Au contraire, la juste attitude consiste non pas « à convaincre d’erreur mon adversaire mais à m’unir à lui dans une vérité plus haute ». (Lacordaire) Hors des situations intolérables contre lesquelles il faut se battre (nazisme, islamisme…), il y en a d’autres que l’on peut et doit tolérer, et l’on ne tolère qu’un mal…

Puissions-nous avoir la force et la douceur nécessaires à cet art !

 

Croire…

Un covoiturage récent Rodez-Paris m’a donné l’occasion d’une discussion passionnante avec l’une de mes passagères. Six heures de trajet, cela donne du temps pour parler de beaucoup de choses : de l’AC (ou ‘art contemporain’, qui me semble surtout celui de faire mousser du vide, et de spéculer là-dessus), de l’éducation populaire, de nos histoires familiales, de la foi également.
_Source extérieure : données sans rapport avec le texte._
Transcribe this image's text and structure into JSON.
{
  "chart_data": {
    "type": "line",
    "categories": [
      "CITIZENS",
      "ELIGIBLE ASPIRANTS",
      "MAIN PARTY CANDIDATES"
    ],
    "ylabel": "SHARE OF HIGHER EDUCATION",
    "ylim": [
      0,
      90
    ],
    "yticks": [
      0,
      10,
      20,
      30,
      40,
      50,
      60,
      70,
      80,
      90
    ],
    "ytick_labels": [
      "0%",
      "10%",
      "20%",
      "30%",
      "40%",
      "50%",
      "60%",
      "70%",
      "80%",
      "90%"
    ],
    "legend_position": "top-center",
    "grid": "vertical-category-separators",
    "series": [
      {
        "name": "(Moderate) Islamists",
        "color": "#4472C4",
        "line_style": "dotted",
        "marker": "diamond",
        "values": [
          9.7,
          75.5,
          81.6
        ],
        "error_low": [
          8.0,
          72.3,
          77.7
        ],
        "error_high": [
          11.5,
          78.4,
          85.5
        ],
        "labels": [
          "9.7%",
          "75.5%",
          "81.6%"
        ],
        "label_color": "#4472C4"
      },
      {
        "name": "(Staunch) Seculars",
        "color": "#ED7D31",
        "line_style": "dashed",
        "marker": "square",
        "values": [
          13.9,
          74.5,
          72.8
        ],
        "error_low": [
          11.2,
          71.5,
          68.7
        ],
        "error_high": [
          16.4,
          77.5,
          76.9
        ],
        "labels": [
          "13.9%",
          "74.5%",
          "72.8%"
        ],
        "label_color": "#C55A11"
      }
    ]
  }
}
Interrogé sur l’hypocrisie supposée des croyants, non seulement parce qu’ils ne mettent pas leurs actes en conformité avec ce qu’ils croient, mais plus encore, parce que leurs pratiques miment la foi et qu’ils ne croiraient pas vraiment ce qu’ils croient, j’ai répondu que l’enjeu n’est pas tant d’être sûr que Dieu existe, mais d’y croire, au sens d’être tendu vers lui, de ne pas se résoudre à ce qu’il nous échappe, et de préférer la pauvreté d’une foi qui trime, à la médiocrité de se contenter de biens relatifs. Agir ou penser autrement serait verser dans l’idolâtrie, car ne pas croire en Dieu, ce n’est pas croire que Dieu n’existe pas, c’est se donner un autre objet d’attachement, et l’AC démontre que du néant, du transgressif, du noir… peuvent sembler faire l’affaire.

Croire en Dieu, c’est être dans une quête qui donne de mettre tout bien à sa juste place, sans l’absolutiser. C’est se disposer à une rencontre certes rare, mais dont la survenue de loin en loin a tellement de valeur qu’elle suffit à faire persévérer fidèlement aux gestes et pratiques qui disent à Dieu notre disponibilité à l’accueillir.